Lars discusses some interesting numbers and comes up with an intriguing solution.
For use in presentations on literature mining, I did a back-of-the-envelope calculation of how much time I would be able to spend on each new biomedical paper that is published. Assuming that all papers were indexed in PubMed (which they are not) and that I could read papers 24 hours per day all year around (which I cannot), the result is that I could allocate approximately 50 seconds per paper. This nicely illustrates the point that no one can keep up with the complete biomedical literature.

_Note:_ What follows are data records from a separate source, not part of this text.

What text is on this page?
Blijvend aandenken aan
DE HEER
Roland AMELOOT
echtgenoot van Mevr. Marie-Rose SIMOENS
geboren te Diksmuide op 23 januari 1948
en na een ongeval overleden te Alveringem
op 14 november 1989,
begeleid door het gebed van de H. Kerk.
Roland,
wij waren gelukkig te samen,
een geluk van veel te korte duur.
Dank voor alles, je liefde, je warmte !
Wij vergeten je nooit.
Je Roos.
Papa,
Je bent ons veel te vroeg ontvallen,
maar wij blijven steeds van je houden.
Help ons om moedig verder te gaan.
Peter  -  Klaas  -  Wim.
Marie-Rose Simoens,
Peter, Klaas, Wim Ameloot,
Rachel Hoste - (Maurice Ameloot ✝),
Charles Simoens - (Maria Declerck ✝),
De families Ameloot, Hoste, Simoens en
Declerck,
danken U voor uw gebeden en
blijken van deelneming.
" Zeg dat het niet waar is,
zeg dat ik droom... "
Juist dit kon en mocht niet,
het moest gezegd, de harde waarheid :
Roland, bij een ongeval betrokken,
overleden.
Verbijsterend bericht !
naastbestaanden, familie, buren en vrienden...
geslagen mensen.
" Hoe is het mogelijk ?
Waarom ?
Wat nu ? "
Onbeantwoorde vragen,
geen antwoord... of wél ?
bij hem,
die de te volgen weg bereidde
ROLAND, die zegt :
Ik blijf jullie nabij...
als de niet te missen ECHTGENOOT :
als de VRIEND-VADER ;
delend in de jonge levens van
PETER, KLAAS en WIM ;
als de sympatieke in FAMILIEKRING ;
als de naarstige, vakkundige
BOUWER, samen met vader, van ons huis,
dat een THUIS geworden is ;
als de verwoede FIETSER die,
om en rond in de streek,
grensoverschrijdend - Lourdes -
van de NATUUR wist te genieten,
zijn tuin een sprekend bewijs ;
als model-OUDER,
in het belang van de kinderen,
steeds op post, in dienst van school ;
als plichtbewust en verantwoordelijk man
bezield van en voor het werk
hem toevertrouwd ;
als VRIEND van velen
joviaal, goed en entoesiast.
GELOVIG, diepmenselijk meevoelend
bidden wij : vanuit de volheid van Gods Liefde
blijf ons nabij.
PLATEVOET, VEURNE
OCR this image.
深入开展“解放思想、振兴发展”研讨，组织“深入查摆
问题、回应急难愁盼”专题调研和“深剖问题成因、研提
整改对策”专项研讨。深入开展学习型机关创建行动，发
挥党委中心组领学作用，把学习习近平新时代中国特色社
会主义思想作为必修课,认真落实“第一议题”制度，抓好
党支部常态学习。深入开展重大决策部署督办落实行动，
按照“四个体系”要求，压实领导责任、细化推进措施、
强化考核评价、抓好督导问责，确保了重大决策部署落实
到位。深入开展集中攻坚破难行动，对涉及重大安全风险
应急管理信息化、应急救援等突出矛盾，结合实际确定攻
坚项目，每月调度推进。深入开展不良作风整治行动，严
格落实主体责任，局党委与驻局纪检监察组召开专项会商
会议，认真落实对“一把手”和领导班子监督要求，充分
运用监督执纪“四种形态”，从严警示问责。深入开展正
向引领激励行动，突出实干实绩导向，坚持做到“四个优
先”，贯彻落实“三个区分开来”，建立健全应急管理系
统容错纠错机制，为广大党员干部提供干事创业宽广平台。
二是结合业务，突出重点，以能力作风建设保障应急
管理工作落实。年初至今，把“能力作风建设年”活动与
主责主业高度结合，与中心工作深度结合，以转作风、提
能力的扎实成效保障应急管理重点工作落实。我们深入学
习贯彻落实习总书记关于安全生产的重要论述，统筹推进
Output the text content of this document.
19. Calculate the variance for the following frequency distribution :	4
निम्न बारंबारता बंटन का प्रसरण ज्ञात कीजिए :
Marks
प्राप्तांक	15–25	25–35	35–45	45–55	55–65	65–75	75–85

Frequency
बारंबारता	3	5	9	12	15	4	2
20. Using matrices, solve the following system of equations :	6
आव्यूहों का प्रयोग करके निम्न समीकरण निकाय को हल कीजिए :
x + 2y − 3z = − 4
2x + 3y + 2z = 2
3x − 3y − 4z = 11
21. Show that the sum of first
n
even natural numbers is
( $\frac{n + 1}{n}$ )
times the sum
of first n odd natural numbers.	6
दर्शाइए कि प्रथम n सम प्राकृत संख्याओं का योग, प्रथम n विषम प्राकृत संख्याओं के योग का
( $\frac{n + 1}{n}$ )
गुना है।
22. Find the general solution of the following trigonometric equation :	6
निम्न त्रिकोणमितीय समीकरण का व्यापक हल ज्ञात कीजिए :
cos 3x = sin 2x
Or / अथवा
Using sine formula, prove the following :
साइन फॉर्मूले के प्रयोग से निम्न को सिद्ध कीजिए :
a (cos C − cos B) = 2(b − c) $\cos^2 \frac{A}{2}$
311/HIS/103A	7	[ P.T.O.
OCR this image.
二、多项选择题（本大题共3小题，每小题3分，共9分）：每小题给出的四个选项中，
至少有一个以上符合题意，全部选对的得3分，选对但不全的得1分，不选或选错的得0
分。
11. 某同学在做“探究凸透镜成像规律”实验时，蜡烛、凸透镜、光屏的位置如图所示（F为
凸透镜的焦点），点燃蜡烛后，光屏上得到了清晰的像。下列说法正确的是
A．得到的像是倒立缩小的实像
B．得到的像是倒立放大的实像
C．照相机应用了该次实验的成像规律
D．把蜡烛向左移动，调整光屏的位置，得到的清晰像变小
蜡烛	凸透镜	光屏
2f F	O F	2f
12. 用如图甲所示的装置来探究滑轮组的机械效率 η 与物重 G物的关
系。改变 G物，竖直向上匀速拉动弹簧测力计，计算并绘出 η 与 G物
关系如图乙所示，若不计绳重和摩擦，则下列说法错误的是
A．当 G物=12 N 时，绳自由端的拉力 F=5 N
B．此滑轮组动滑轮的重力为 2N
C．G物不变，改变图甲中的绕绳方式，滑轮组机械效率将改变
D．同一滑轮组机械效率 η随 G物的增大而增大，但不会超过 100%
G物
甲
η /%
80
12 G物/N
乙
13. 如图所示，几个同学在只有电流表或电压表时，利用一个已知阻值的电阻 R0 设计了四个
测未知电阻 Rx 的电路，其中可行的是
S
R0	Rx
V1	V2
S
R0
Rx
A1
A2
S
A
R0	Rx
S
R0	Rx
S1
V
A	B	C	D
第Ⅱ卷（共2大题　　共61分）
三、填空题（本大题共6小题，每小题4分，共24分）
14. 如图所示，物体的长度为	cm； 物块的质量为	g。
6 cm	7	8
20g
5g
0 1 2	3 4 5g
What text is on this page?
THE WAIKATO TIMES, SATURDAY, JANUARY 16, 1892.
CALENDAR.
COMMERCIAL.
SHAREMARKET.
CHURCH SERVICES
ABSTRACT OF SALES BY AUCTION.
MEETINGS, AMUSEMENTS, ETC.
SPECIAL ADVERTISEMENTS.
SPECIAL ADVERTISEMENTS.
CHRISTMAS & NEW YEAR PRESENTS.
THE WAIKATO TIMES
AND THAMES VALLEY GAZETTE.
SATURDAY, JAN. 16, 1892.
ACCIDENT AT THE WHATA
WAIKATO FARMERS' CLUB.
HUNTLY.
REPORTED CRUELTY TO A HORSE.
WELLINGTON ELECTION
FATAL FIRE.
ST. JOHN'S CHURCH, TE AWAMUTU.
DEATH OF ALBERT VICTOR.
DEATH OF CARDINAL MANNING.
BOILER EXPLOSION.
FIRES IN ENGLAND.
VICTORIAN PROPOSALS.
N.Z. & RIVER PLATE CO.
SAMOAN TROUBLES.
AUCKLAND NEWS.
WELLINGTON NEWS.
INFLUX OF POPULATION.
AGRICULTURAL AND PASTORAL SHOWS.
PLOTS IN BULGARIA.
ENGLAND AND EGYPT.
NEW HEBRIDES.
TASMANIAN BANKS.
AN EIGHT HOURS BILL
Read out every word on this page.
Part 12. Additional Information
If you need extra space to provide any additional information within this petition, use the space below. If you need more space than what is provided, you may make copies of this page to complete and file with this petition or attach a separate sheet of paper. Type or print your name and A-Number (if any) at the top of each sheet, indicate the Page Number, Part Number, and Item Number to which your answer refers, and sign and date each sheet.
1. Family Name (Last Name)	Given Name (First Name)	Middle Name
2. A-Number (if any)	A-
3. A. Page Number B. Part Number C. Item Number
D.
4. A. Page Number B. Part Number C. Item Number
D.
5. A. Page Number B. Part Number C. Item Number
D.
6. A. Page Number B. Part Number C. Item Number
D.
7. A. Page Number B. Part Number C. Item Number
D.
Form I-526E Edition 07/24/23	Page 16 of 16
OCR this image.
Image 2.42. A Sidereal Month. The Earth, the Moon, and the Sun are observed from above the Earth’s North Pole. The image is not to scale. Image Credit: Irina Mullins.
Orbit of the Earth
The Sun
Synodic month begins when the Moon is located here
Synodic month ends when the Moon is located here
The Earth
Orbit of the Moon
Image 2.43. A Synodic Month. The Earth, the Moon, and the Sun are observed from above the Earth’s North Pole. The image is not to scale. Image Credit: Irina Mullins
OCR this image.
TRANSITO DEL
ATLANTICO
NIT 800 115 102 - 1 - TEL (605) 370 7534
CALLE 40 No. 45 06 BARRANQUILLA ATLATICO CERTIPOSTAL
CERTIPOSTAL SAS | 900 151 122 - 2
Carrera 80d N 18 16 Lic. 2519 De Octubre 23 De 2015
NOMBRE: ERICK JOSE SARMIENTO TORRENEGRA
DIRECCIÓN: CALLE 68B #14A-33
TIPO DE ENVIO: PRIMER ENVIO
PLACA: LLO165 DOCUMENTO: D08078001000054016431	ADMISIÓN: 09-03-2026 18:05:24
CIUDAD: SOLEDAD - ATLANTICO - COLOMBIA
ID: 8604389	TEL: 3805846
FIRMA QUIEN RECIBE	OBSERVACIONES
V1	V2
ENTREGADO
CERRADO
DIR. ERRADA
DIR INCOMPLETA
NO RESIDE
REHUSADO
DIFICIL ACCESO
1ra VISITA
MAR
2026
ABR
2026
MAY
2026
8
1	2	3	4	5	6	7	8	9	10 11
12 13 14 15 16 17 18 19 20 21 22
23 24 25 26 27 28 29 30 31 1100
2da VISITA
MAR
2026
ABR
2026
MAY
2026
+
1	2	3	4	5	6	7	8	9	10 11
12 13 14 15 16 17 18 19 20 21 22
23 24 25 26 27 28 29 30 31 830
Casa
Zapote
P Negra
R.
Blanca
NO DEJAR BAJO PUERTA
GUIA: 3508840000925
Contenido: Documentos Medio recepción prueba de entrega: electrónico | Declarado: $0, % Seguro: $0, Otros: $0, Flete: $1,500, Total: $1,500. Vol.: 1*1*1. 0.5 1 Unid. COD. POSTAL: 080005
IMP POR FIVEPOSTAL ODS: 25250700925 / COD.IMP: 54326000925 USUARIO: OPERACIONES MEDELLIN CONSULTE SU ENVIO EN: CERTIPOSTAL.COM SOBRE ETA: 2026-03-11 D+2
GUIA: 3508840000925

When I discovered Wordle, which can turn any text into a beautiful word cloud, I thus wondered if this visualization method would be useful for summarizing a complete paper as a single figure. To test this, I extracted the complete text of three papers that I coauthored in the NAR database issue 2008. Submitting these to Wordle resulted in the three figures below (click for larger versions):
However, he does notice that this approach may not work for all articles, unless there are changes made, either in how the articles are written or in the software that creates the visuals.
…I think a large part of the problem is the splitting of multiwords; for example, “cell cycle” becomes two separate terms “cell” and “cycle”. Another problem is that words from different sections of the paper are mixed, which blurs the messages. These two issues could be solved by 1) detecting multiwords and considering them as single tokens, and 2) sorting the terms according to where in the paper they are mainly used.